ERAMA
 

Marie Pauliat, « Cathedram Moysi sedent (Mt 23, 2) : la repré­sen­sa­tion de l’auto­rité du pré­di­ca­teur dans les Sermones in Matthaeum d’Augustin d’Hippone »

Marie Pauliat (Lyon 2)

La figure du pré­di­ca­teur et son auto­rité sont sou­vent repré­sen­tées dans les ser­mons augus­ti­niens qui com­men­tent un texte mat­théen. La cathe­dra, la chaire depuis laquelle l’évêque prêche, assis, en est un des sup­ports pri­vi­lé­giés, hérité de la litur­gie juive via le pre­mier évangile ; elle permet à Augustin d’expo­ser les traits carac­té­ris­ti­ques des mau­vais pré­di­ca­teurs et, par contraste, l’atti­tude propre aux bons.

Alors, en effet, que les scri­bes ne tirent pas du « bon trésor de leur cœur » la vérité que déli­vre leur ensei­gne­ment (cf. Mt 12,35), et bien qu’« ils disent et ne fas­sent pas » (Mt 23,3), l’obéis­sance leur est due parce qu’ils « sont assis sur la chaire de Moïse » (Mt 23,3), dont l’auto­rité rejaillit sur le contenu de leur pré­di­ca­tion ; le défaut qui les carac­té­rise se résume, selon une inter­pré­ta­tion, assez rare chez Augustin, à ne pas avoir su tirer du trésor des Ecritures le neuf qui seul éclaire l’ancien (cf. Mt 13,52), c’est-à-dire à n’avoir pas su reconnaî­tre le Christ dans les figu­res qui l’annon­çaient (cf. Sermon 74,5).

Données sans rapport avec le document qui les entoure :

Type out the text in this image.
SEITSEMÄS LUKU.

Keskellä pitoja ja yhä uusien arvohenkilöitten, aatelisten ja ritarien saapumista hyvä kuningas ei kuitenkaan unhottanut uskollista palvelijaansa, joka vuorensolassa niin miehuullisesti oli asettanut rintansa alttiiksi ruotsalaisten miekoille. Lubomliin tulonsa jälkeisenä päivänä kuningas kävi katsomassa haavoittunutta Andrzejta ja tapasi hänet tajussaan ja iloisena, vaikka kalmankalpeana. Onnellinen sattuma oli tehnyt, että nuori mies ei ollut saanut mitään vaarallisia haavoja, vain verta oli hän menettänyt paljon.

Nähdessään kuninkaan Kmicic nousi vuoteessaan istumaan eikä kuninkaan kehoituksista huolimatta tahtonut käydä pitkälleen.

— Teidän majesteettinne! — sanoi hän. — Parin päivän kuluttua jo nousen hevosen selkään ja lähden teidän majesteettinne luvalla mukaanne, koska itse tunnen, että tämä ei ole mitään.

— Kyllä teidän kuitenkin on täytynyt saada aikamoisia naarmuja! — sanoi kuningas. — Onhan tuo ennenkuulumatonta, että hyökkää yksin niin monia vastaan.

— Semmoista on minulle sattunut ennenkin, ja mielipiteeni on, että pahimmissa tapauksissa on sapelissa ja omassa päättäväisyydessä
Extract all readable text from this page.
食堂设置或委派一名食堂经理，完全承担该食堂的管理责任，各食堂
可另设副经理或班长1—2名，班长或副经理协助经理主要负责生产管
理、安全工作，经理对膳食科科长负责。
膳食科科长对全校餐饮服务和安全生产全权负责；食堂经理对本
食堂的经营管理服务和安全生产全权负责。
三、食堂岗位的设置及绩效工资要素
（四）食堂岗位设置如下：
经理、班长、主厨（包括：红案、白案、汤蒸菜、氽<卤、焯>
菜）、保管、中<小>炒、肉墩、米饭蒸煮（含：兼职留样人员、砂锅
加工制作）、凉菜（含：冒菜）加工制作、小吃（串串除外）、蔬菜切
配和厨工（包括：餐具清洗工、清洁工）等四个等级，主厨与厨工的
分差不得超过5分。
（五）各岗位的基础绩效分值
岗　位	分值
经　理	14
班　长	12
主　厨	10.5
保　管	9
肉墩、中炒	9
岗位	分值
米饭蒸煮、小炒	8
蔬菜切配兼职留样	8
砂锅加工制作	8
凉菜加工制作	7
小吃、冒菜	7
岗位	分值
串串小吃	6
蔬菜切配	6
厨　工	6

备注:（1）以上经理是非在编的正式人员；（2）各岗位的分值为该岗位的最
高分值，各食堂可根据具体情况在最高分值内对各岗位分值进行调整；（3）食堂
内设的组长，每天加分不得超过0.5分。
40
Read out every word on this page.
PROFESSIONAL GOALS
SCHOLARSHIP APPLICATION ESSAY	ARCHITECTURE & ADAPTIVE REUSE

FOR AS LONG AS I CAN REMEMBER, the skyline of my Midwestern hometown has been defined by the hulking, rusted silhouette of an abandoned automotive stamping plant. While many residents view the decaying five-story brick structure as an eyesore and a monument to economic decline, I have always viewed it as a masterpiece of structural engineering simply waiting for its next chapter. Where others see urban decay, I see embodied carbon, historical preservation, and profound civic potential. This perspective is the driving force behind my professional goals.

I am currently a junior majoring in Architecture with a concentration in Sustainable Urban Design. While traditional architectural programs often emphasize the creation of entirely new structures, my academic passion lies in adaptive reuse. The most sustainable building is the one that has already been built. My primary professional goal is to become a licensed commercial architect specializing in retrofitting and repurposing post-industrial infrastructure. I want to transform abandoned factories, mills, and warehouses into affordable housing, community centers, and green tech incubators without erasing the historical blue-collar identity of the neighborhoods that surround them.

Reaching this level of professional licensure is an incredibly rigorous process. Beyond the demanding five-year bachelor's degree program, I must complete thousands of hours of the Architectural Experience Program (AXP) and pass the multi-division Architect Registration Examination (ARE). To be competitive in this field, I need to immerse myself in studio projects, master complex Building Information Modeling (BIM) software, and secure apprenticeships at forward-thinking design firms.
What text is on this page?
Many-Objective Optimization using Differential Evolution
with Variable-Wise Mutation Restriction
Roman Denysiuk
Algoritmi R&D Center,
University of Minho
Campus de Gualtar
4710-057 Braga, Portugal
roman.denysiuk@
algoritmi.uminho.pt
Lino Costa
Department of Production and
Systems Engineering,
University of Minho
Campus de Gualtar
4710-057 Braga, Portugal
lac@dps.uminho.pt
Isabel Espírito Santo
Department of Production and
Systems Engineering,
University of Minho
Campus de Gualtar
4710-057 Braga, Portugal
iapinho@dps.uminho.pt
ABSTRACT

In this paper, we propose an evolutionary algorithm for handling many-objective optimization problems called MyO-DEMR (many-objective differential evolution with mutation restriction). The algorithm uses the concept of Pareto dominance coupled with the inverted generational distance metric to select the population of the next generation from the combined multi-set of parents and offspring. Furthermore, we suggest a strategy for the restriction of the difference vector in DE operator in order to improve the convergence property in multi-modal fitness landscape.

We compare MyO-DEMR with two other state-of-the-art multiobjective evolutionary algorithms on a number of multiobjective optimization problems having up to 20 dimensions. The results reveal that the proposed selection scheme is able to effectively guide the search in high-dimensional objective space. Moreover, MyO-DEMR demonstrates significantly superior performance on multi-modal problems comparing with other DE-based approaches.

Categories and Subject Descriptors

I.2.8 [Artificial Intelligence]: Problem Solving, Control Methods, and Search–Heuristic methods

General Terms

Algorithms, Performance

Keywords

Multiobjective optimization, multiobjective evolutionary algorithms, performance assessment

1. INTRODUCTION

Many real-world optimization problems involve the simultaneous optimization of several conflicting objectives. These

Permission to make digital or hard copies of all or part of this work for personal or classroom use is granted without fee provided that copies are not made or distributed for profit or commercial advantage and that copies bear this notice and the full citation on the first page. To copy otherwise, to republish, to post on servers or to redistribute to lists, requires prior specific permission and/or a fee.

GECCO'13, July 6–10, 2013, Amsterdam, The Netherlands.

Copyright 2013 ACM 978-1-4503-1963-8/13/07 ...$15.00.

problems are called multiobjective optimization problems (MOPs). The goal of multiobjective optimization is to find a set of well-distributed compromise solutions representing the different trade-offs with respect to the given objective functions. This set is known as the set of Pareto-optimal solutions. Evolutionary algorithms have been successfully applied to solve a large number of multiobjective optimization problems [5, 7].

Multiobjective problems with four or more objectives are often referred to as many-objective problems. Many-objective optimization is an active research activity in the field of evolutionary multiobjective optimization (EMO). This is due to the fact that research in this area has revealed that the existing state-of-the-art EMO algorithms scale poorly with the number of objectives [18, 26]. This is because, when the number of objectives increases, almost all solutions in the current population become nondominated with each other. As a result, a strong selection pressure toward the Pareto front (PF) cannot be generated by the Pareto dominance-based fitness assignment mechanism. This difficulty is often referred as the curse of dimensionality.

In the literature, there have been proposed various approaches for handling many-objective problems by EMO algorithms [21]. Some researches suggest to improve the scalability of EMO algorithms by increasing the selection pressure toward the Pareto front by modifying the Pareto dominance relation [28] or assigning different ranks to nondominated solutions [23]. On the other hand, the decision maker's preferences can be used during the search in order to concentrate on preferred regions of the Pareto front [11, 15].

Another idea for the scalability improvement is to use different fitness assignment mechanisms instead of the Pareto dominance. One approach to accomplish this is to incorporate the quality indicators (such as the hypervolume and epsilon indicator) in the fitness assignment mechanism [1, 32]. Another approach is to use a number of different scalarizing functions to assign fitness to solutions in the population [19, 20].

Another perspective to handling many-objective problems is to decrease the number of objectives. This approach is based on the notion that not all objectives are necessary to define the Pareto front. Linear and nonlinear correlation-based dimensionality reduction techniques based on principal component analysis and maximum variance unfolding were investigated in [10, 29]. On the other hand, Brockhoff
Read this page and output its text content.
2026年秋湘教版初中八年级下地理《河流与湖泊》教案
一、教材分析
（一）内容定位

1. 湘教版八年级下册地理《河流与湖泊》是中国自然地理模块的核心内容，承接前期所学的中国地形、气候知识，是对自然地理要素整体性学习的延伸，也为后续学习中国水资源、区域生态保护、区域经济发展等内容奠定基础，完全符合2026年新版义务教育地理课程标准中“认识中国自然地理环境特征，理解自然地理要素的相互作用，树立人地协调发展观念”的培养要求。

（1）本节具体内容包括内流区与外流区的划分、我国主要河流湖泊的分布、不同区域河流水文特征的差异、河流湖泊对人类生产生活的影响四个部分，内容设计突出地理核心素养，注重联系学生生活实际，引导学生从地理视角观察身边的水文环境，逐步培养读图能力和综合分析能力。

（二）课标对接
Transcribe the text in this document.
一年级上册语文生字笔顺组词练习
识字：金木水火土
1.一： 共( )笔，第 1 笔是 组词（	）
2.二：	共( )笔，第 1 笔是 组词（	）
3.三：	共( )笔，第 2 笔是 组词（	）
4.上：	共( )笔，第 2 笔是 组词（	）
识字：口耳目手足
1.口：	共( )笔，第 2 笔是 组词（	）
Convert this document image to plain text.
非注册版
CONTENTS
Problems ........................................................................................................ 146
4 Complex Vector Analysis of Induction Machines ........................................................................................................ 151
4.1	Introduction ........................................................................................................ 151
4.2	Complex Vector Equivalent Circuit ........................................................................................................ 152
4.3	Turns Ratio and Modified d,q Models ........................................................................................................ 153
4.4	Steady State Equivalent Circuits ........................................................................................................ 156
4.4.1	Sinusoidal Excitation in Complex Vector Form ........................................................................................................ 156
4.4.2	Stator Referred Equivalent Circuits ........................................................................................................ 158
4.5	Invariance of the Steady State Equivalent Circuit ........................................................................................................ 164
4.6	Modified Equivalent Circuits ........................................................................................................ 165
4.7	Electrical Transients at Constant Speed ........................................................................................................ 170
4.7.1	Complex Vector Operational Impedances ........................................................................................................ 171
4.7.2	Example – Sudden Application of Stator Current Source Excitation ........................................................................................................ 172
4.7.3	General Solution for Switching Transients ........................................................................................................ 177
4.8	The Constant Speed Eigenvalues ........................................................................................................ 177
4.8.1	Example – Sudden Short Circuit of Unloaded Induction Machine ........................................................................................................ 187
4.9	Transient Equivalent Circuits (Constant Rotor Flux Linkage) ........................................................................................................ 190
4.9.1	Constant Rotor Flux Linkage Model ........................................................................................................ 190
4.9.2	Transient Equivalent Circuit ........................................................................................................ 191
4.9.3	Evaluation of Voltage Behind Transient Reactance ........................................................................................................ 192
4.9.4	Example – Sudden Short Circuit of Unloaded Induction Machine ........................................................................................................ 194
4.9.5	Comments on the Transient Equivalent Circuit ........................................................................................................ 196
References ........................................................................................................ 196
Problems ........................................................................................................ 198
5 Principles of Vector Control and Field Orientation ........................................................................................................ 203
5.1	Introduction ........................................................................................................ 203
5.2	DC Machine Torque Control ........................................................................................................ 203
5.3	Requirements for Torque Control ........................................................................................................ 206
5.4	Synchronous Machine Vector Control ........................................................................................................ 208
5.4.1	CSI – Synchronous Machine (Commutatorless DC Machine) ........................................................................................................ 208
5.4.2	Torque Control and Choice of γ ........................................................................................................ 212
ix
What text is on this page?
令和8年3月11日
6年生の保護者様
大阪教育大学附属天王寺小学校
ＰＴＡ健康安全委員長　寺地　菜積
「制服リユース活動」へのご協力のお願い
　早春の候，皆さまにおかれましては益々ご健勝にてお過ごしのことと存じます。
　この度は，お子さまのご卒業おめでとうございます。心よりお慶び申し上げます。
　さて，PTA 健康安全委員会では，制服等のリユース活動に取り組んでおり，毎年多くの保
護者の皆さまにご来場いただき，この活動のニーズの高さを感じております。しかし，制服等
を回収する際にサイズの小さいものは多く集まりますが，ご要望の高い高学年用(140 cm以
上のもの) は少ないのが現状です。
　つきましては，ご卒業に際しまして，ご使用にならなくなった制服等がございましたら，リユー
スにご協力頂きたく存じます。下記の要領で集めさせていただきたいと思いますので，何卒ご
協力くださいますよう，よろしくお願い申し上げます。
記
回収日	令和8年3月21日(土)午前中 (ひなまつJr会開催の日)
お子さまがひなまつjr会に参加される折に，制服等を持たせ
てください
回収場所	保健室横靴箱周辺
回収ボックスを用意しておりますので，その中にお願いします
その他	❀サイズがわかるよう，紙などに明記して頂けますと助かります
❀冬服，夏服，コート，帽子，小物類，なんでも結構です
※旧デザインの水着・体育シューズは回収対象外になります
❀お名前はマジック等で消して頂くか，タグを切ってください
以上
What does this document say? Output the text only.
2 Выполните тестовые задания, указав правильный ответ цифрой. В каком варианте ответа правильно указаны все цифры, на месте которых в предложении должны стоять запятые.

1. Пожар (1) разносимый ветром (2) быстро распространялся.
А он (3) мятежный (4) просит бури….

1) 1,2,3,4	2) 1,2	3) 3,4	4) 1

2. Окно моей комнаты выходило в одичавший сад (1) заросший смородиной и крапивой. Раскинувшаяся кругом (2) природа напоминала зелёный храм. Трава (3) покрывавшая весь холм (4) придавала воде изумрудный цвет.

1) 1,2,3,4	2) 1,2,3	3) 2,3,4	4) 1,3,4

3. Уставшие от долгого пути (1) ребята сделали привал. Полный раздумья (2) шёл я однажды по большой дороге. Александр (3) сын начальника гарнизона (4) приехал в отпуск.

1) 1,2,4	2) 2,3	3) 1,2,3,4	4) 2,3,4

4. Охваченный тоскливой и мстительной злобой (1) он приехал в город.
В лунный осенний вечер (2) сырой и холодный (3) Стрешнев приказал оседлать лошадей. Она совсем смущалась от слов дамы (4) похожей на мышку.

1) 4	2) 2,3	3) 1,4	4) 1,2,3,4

Telle est pré­ci­sé­ment la capa­cité du véri­ta­ble pré­di­ca­teur qui, par­lant dans l’école ter­res­tre de celui dont la cathè­dre est au ciel (cf. Sermon 292,1), sait que, comme chacun de ses audi­teurs, il est audi­tor avant d’être prae­di­ca­tor de l’unique Maître commun à tous. La fonc­tion de sa pré­di­ca­tion s’ins­crit dans l’économie de la Révélation ; elle est avant tout d’aver­tir chacun de retour­ner en lui écouter le Maître inté­rieur. Cette pers­pec­tive, qui met en pra­ti­que l’ensei­gne­ment théo­ri­que du De Magistro et s’enra­cine dans l’ecclé­sio­lo­gie augus­ti­nienne, conduit l’Hipponate à repré­sen­ter la chaire comme le lieu d’un ser­vice par­ti­cu­lier qu’il rend à l’auto­rité com­mune à tous dans son Eglise. C’est ce que nous nous atta­che­rons à démon­trer, en étudiant cer­tai­nes inter­pré­ta­tions augus­ti­nien­nes du pre­mier Evangile.